Effectivement... et c'est un vieux billet; heureux de constater qu'il intéresse encore quelqu'un... merci de ta lecture attentive! C'est un bon souvenir de lecture, même si le livre est plutôt
lent - un marathon en effet!



Bookomaton 09/08/2008 22:53

Ouf, commentaire bien plus copieux et profond que le mien ! C'est vrai, Peixoto joue admirablement bien avec les répétitions, mais je trouvais que ça fleurait un peu trop le Lobo Antunes... et consorts. Le cimetière de pianos reste, c'est vrai, un excellent moment de lecture.

Daniel Fattore 10/08/2008 21:32



Ne connaissant pas les textes de Lobo Antunes, je n'ai pas pu comparer! Je me suis donc trouvé face à un terrain vierge à découvrir. Excellent moment, en effet... mais pas donné!



Sabine 08/08/2008 16:10

Oui, je pratique aussi le gueuloir, dans la toute dernière phase de relecture (surtout pour les romans et les textes littéraires).

J'adore ça !

Mes voisins un peu moins - ils doivent penser que je suis timbrée.

Daniel Fattore 08/08/2008 23:26



Je devrais davantage le pratiquer pour mes textes originaux... mais pour la traduction, c'est assez impitoyable, surtout avec un auditeur tiers (mon chef, en l'occurrence).
As-tu déjà eu l'occasion de lire tes textes originaux en public?



Sabine 07/08/2008 13:24

Quelques réflexions.

* La borne des 30 kilomètres au marathon... Il paraît (dixit Patrick Poivre d'Arvor si je me souviens bien) que c'est la plus pénible, celle où l'homme renonce ou se dépasse.

* Dans l'univers impitoyable de l'édition (mais il me semble que c'est une bonne vieille tradition francophone, héritée de nos profs de français au collège et au lycée), beaucoup ont tendance à jeter l'anathème sur la répétition.

Au point qu'il m'est arrivé d'avoir l'impression, quand je rendais une traduction, que certains préparateurs de copie et correcteurs travaillaient avec, en boucle dans la tête, cette imprécation : "Vade retro la répétition ! Vade retro la répétition !"

Résultat, focalisé sur son dictionnaire des synonymes, on passe à côté de vraies bourdes, d'incohérences ou d'invraisemblances au niveau du sens.
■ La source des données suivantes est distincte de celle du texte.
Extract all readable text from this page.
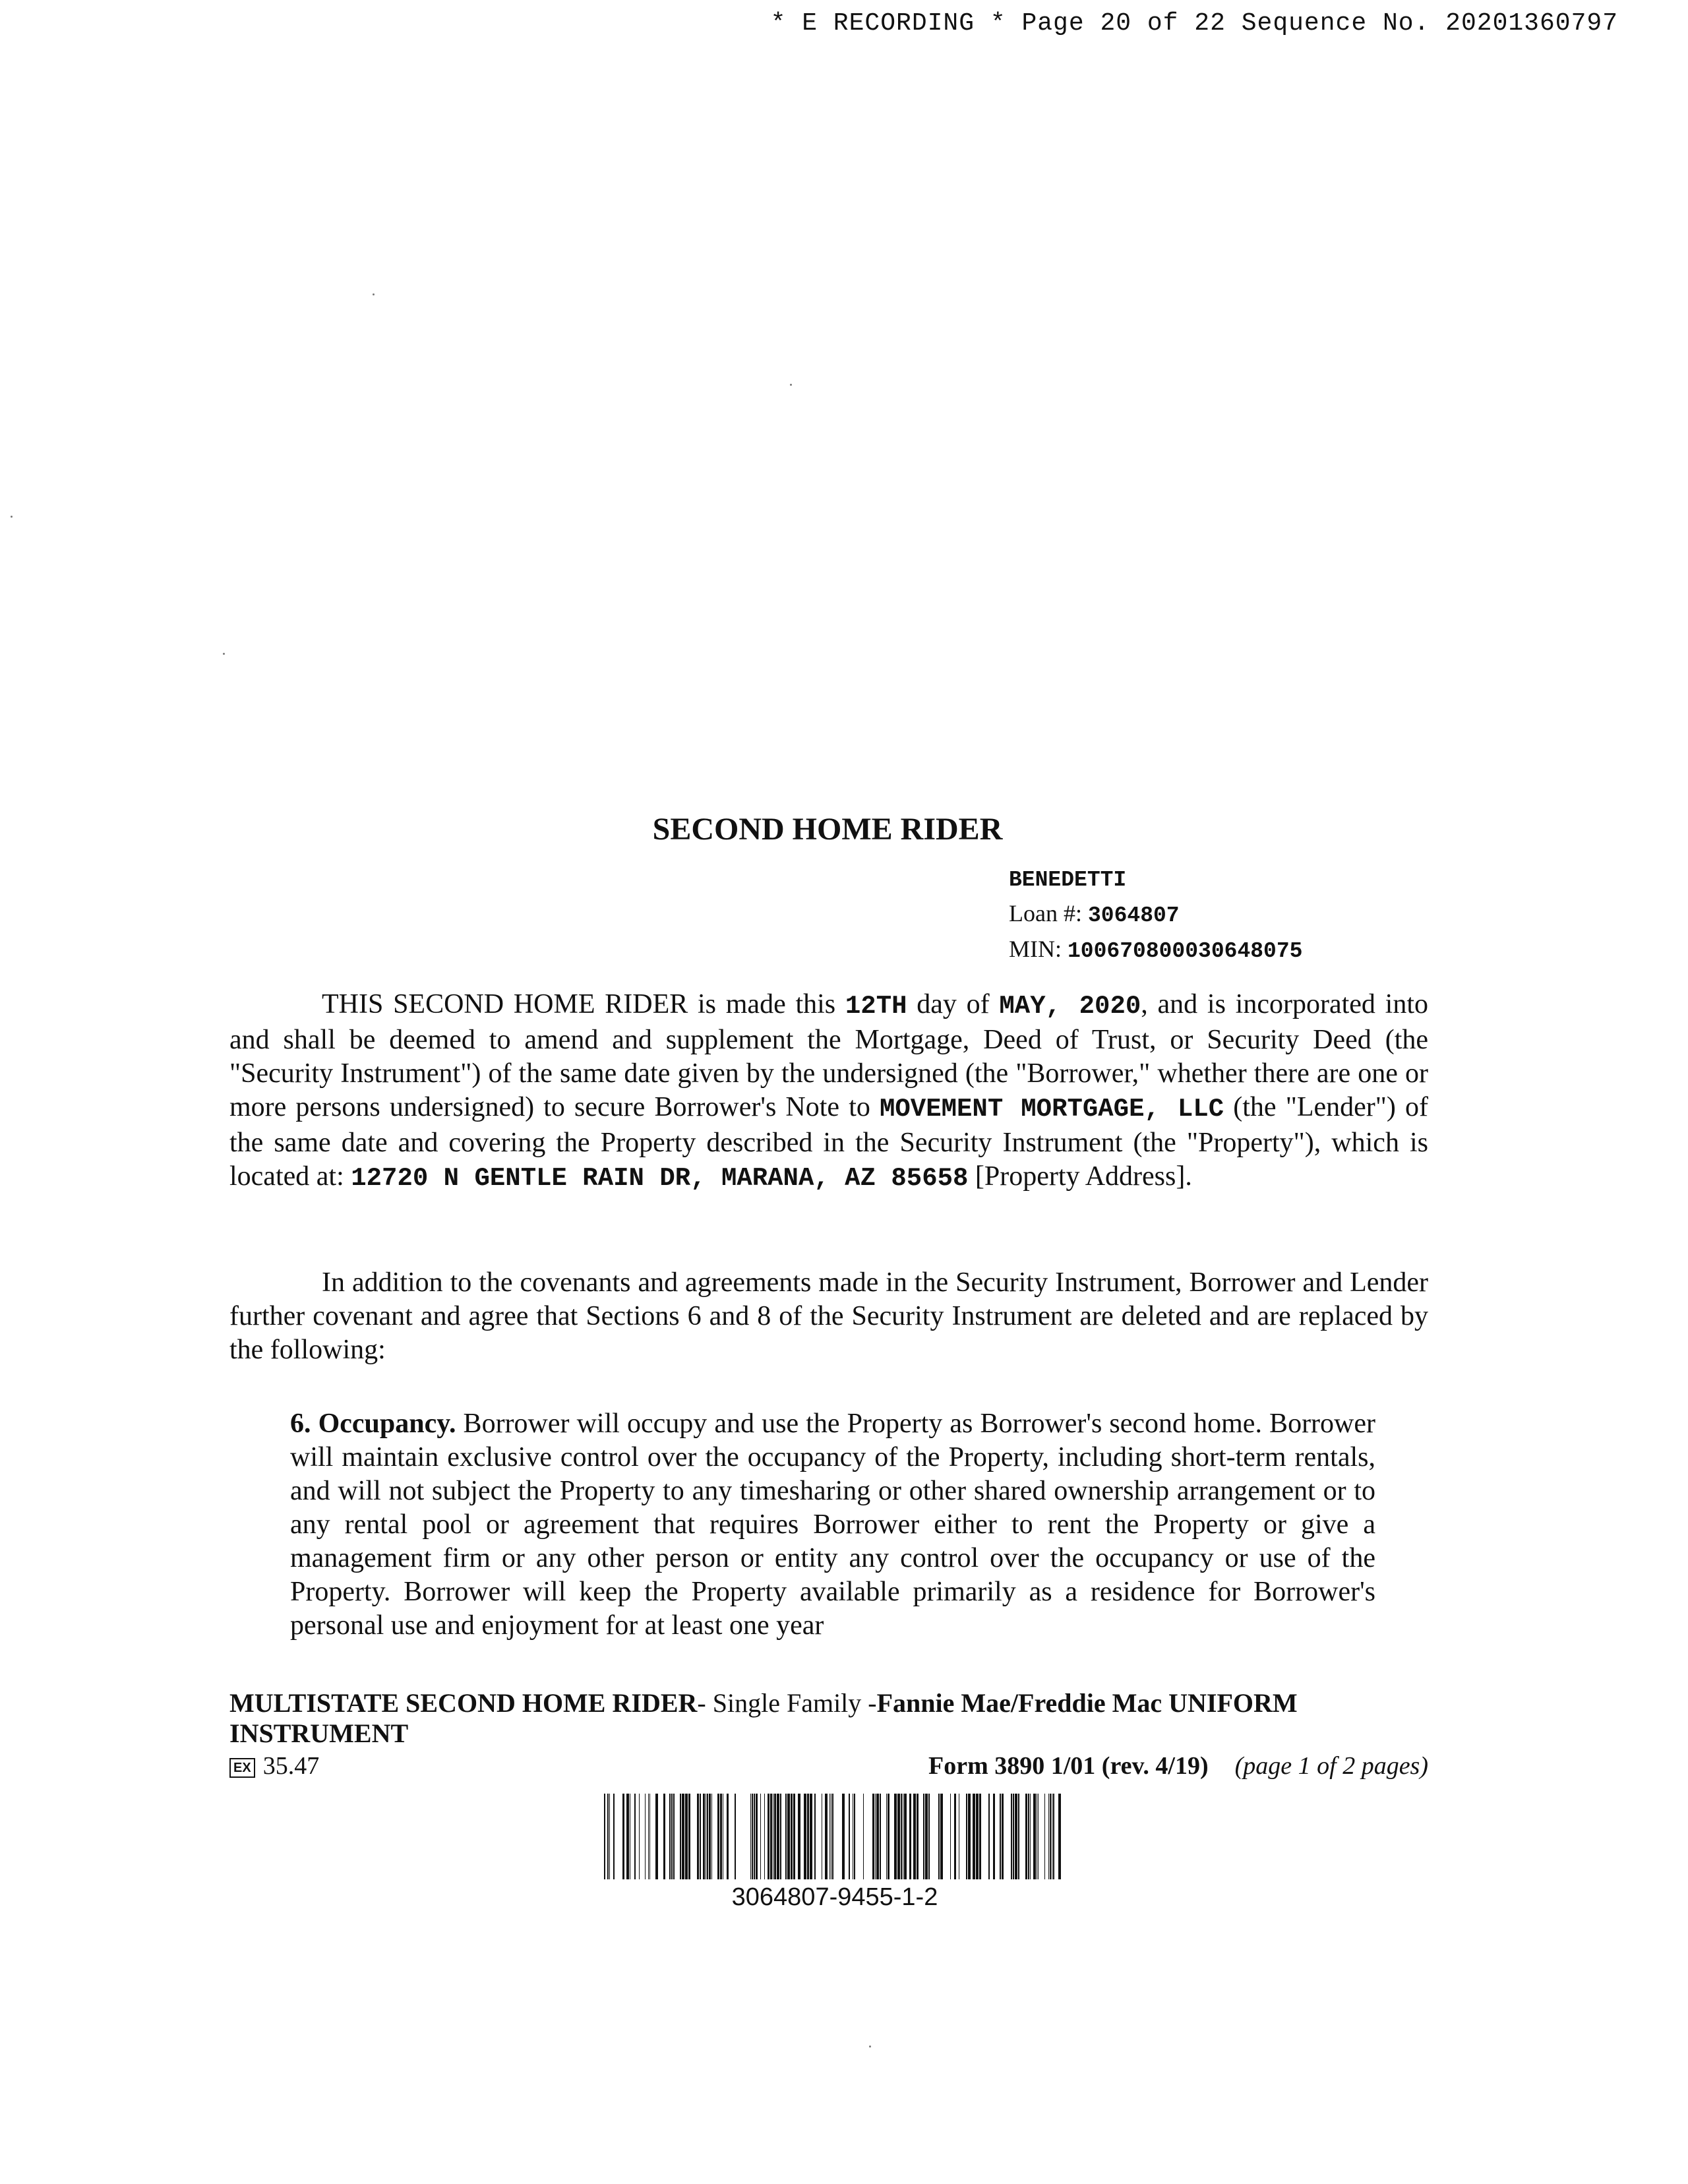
* E RECORDING * Page 20 of 22 Sequence No. 20201360797
SECOND HOME RIDER
BENEDETTI
Loan #: 3064807
MIN: 100670800030648075
THIS SECOND HOME RIDER is made this 12TH day of MAY, 2020, and is incorporated into and shall be deemed to amend and supplement the Mortgage, Deed of Trust, or Security Deed (the "Security Instrument") of the same date given by the undersigned (the "Borrower," whether there are one or more persons undersigned) to secure Borrower's Note to MOVEMENT MORTGAGE, LLC (the "Lender") of the same date and covering the Property described in the Security Instrument (the "Property"), which is located at: 12720 N GENTLE RAIN DR, MARANA, AZ 85658 [Property Address].
In addition to the covenants and agreements made in the Security Instrument, Borrower and Lender further covenant and agree that Sections 6 and 8 of the Security Instrument are deleted and are replaced by the following:
6. Occupancy. Borrower will occupy and use the Property as Borrower's second home. Borrower will maintain exclusive control over the occupancy of the Property, including short-term rentals, and will not subject the Property to any timesharing or other shared ownership arrangement or to any rental pool or agreement that requires Borrower either to rent the Property or give a management firm or any other person or entity any control over the occupancy or use of the Property. Borrower will keep the Property available primarily as a residence for Borrower's personal use and enjoyment for at least one year
MULTISTATE SECOND HOME RIDER- Single Family -Fannie Mae/Freddie Mac UNIFORM INSTRUMENT
EX 35.47	Form 3890 1/01 (rev. 4/19) (page 1 of 2 pages)
3064807-9455-1-2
Voire on introduit des répétitions en voulant en éviter...

Sans compter que la répétition peut être un effet de style voulu par l'auteur, une véritable intention qu'il faut conserver. Elle peut aussi articuler le texte, créer des effets de réverbération comme dans ce roman.
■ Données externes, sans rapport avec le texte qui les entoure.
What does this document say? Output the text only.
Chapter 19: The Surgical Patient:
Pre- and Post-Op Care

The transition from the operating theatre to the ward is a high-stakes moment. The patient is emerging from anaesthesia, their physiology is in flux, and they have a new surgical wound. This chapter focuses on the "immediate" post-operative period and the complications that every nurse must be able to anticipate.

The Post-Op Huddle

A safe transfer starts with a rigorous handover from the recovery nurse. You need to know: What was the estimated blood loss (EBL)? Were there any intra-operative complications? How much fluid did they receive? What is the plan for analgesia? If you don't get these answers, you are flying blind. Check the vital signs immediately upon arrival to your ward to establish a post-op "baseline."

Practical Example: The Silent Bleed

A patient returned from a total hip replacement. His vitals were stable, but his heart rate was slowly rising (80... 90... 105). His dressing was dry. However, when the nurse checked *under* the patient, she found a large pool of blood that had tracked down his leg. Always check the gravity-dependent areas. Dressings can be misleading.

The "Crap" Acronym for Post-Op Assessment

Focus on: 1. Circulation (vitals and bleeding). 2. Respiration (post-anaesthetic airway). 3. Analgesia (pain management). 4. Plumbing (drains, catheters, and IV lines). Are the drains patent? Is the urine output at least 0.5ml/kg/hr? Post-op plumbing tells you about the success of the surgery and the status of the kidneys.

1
* L'image du cimetière de pianos m'en évoque instantanément une autre, incroyablement poétique à mes yeux : celle du cimetière des éléphants.
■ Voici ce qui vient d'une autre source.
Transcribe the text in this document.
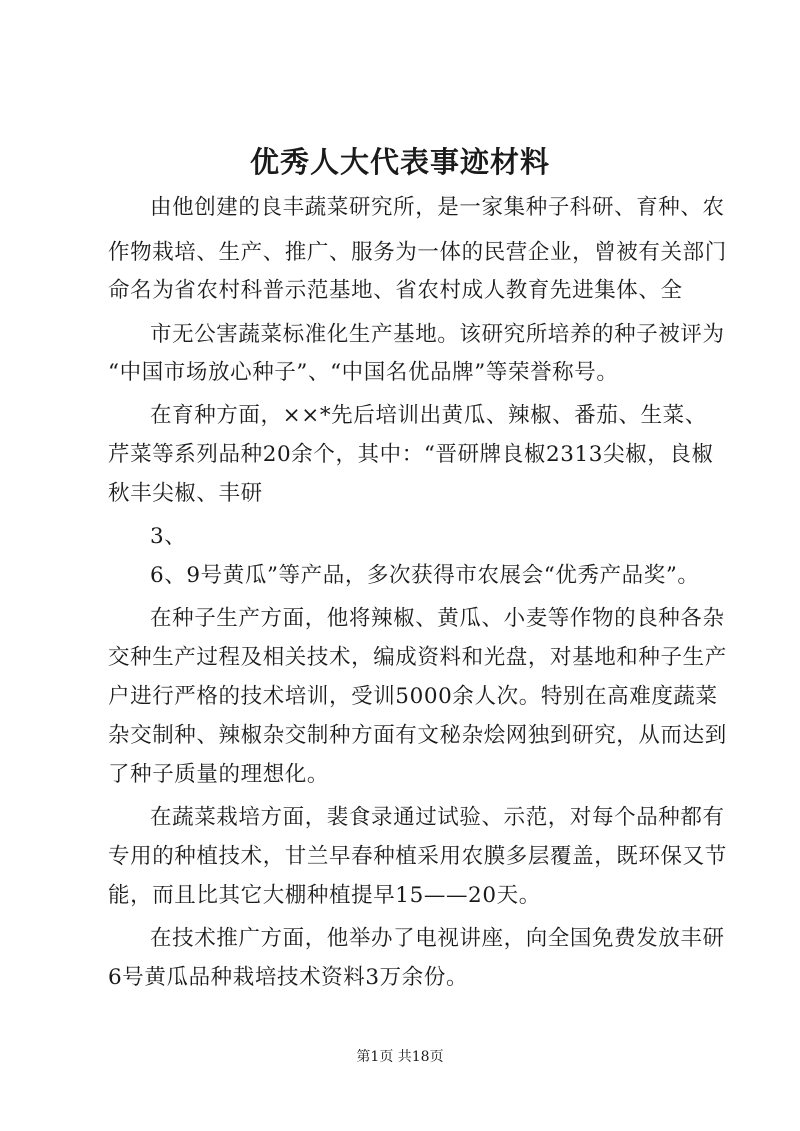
优秀人大代表事迹材料

由他创建的良丰蔬菜研究所，是一家集种子科研、育种、农

作物栽培、生产、推广、服务为一体的民营企业，曾被有关部门

命名为省农村科普示范基地、省农村成人教育先进集体、全

市无公害蔬菜标准化生产基地。该研究所培养的种子被评为

“中国市场放心种子”、“中国名优品牌”等荣誉称号。

在育种方面，××*先后培训出黄瓜、辣椒、番茄、生菜、

芹菜等系列品种20余个，其中：“晋研牌良椒2313尖椒，良椒

秋丰尖椒、丰研

3、

6、9号黄瓜”等产品，多次获得市农展会“优秀产品奖”。

在种子生产方面，他将辣椒、黄瓜、小麦等作物的良种各杂

交种生产过程及相关技术，编成资料和光盘，对基地和种子生产

户进行严格的技术培训，受训5000余人次。特别在高难度蔬菜

杂交制种、辣椒杂交制种方面有文秘杂烩网独到研究，从而达到

了种子质量的理想化。

在蔬菜栽培方面，裴食录通过试验、示范，对每个品种都有

专用的种植技术，甘兰早春种植采用农膜多层覆盖，既环保又节

能，而且比其它大棚种植提早15——20天。

在技术推广方面，他举办了电视讲座，向全国免费发放丰研

6号黄瓜品种栽培技术资料3万余份。

第1页 共18页
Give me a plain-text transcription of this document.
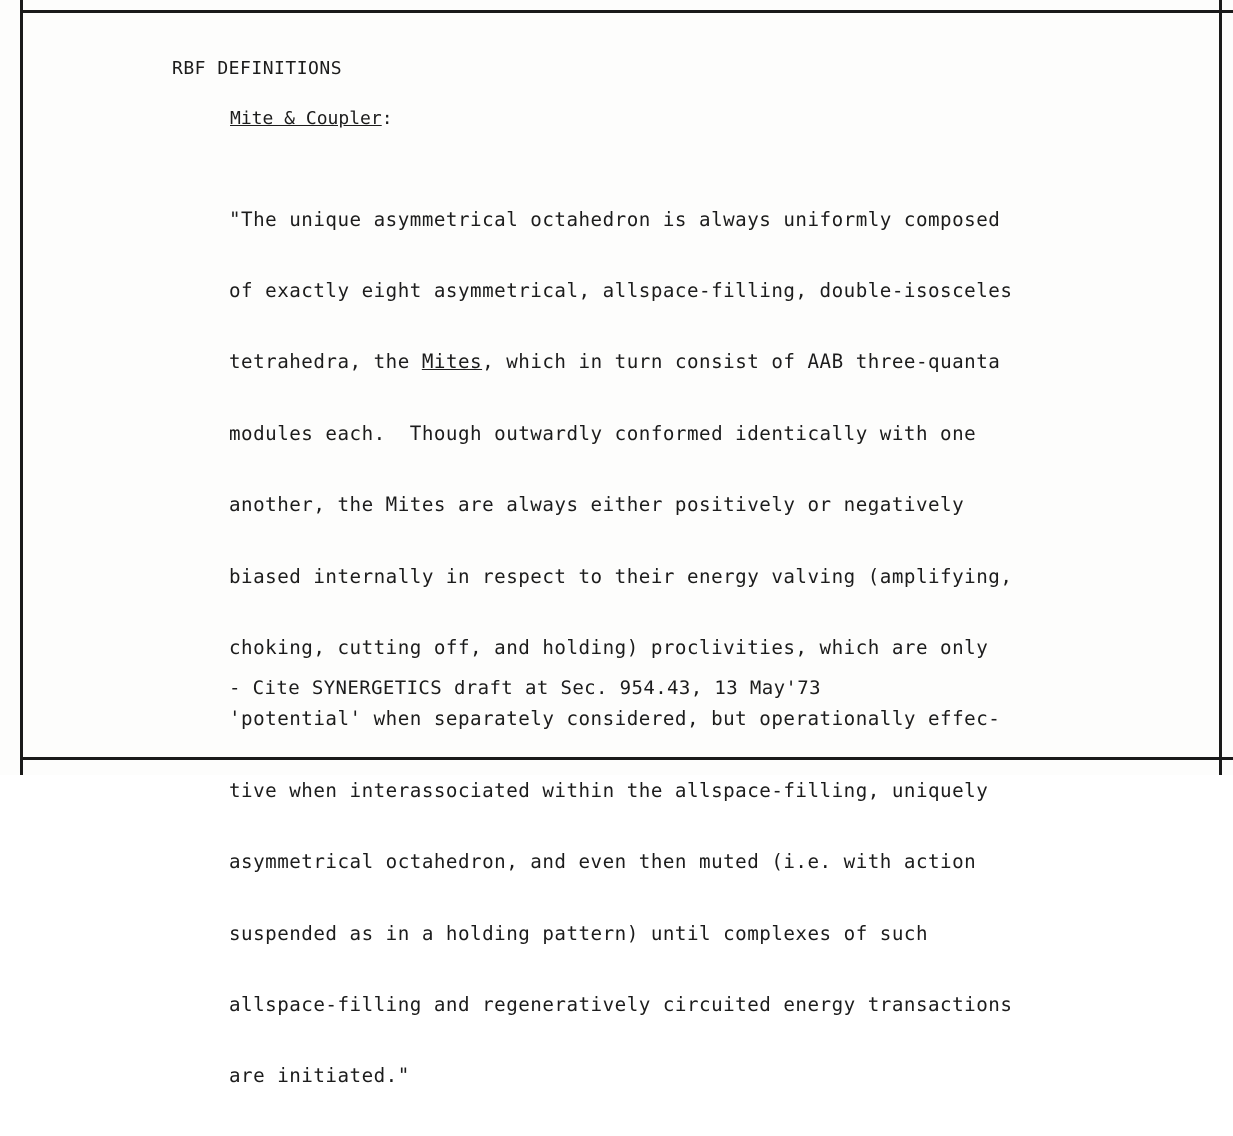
RBF DEFINITIONS
Mite & Coupler:

"The unique asymmetrical octahedron is always uniformly composed

of exactly eight asymmetrical, allspace-filling, double-isosceles

tetrahedra, the Mites, which in turn consist of AAB three-quanta

modules each.  Though outwardly conformed identically with one

another, the Mites are always either positively or negatively

biased internally in respect to their energy valving (amplifying,

choking, cutting off, and holding) proclivities, which are only

'potential' when separately considered, but operationally effec-

tive when interassociated within the allspace-filling, uniquely

asymmetrical octahedron, and even then muted (i.e. with action

suspended as in a holding pattern) until complexes of such

allspace-filling and regeneratively circuited energy transactions

are initiated."

- Cite SYNERGETICS draft at Sec. 954.43, 13 May'73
Daniel Fattore 07/08/2008 22:07


Il y a effectivement une obsession de la répétition en français - les répétitions ne semblent pas gêner, par exemple, nos amis germanophones (qui ne sont peut-être pas tous des stylistes, c'est
l'autre aspect du problème). De mon côté, il m'arrive d'en oublier dans mes traductions, mais ça saute à la révision (lecture à voix haute).
Quant à la répétition comme effet de style, c'est justement patent chez M. Peixoto, et c'est assez incroyable. Le traducteur, François Rosso, a rendu cela très bien, du reste.
Enfin, je ne connais guère les vicissitudes du marathon... d'après l'auteur, l'épisode du coureur portugais mort au marathon de Stockholm est véridique - c'est du reste le seul élément vrai de ce
roman. L'auteur s'est en effet amusé à créer toute une petite famille autour de son coureur de fond, un univers, etc.